Он раскрыл ее воображение, разбудил его. Да может быть, она и сама еще допридумывала по его поводу. Это уже дело Дездемоны. Может быть, он все это излагал не на том языке, не тем голосом, не те у него были манеры, к которым она привыкла. Но все это ее поразило, пробудило ее фантазию. И в конечном итоге эти фантазии вызвали в Дездемоне чувство к Отелло как к мужчине, интерес, что же это за необычное существо. Она была просто увлечена, увлечена предельно, бесповоротно!
Ведь никто же не знает, каким образом могла бы развиваться их совместная жизнь, продлись она год, два года. Может быть, Дездемона бы опомнилась. Может быть, то окружение, из которого она вышла, поддавшись на время необычному чувству, вернуло бы ее к себе. Каким-то образом этот брак распался бы спокойно.
Говорят, что трагедия Отелло в доверчивости. Я думаю, что весь он, вся его душа, все его нутро было по отношению к Дездемоне правдиво, честно и искренне. И конечно, он не требовал, но думал, что и она станет с ним честна. Может быть, он судил о ней по себе, а не по тому, откуда она вышла, из каких слоев, из какого общества. Ведь помимо той мощи, которой обладала эта республика, там многое было построено на лицемерии. Она вышла из высших слоев власти, очень лицемерных, политических. Она была дочкой одного из самых выдающихся сенаторов, не дочкой дожа, но дочерью одного из самых могущественных и влиятельных людей республики. Отелло же мерил ее по себе. Что ближе к нему, чем он сам? Никто и ничто. Потом Яго шел по степени близости, по доверию, по времени, которое он провел вместе с ним. Отелло верил Яго, как себе. В этом-то и трагедия, двойная трагедия: трагедия дружбы и любви, потому что Отелло подходил к этому со своих мерок, очень наивных, очень хрупких и очень прозрачных. Вот и все. Но все время мне казалось, что Отелло пришел в спальню с надеждой, что Дездемона его сможет переубедить.
— Роль — это игра или жизнь?
— Когда выходишь, это перестает быть игрой, должно перестать быть игрой. Это жизнь, но контролируемая внутри
себя, как у человека, попавшего в другие временные условия и одевшего костюм другой эпохи. Но это должно быть жизнью во что бы то ни стало.

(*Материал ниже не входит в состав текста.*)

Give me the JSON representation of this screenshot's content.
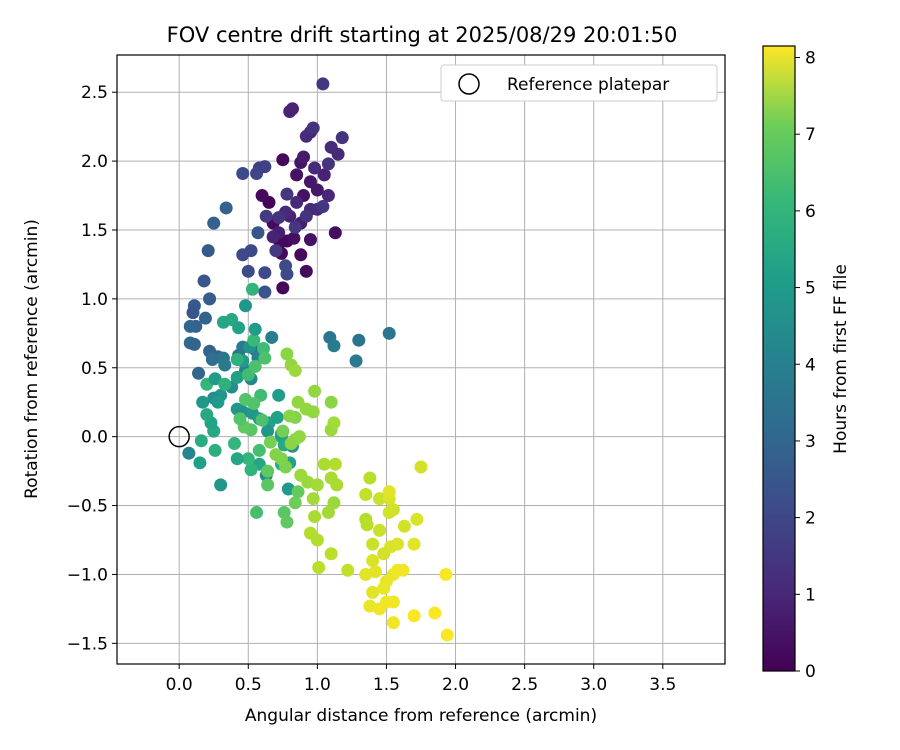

Люди в зале должны плакать, а если ситуация комическая, должны смеяться. Мне всегда помогало только то, что было внутри, в моей душе.
Я просто не могу понять только одну вещь. Платок, который Отелло только что держал в руке, ему тут же показывает Яго. Как же так? Это нельзя объяснить! Что же, он не мог вспомнить, что этот платок только что был у него в руках?
На то она и опера! Вот оно — необъяснимое ее воздействие! Есть много вещей необъяснимых и поэтому привлекательных. Знаете, когда человек себе все объяснил, становится просто неинтересно. А вот тайна, необъяснимость ситуации привлекает. Наверное, что-то подобное произошло с Отелло. Настолько все было очевидно, что просто ни связать, ни склеить.
— А были такие Дездемоны, которым удавалось вас переубедить, которых вам было жалко душить?
— Нет. Такой не было. Душить мне их всех было жалко. Это ясно. Я душил их всех одним и тем же приемом. Но не всегда двумя руками. Иногда одной, не глядя на нее. В ужасе от того, что делаю, я продолжал это делать. Там, в оркестре, проходят всплески страшной музыки, и я именно в этот момент делал вид, что душу: «На тебе, на тебе, на тебе до конца». Так Отелло жил, так Отелло умирал.
— А вы помните свой первый спектакль «Отелло» на Западе?
— Да, помню. В 80-м или 81 -м году я спел «Отелло» впервые в Венской опере. Первым моим западным Яго стал Джузеппе Таддеи — один из могикан, тогда ему было около 70. А сейчас ему под 90 лет. Я все думал: «Господи, пронеси меня через это «Отелло»!» Не потому, что я пел с ним, а потому просто, что это «Отелло».
А Таддеи — замечательный, яркий артист с несколько старомодной, но выразительной манерой игры: утрированный сарказм, злоба, широкие жесты. У него, действительно, старая итальянская манера, но он все доносит настолько выпукло, чтобы было понятно последнему остолопу, который сидит в зале, кто такой Яго. И голосом он был молод, но, надо сказать, он брал в середине слова дыхание. И пел уже большим, широким, драматическим баритоном. Но он и по природе своего голоса был драматическим баритоном. Потом он пел Фальстафа. Говорят, что замечательно. И Дулькамарро в «Любовном напитке».
— Владимир Андреевич, у вас очень красивые жесты. Они очень сценичные, очень соответствуют музыкальной интонации. Видеть вас на сцене — красивое и эстетическое зрелище, насколько я могу судить.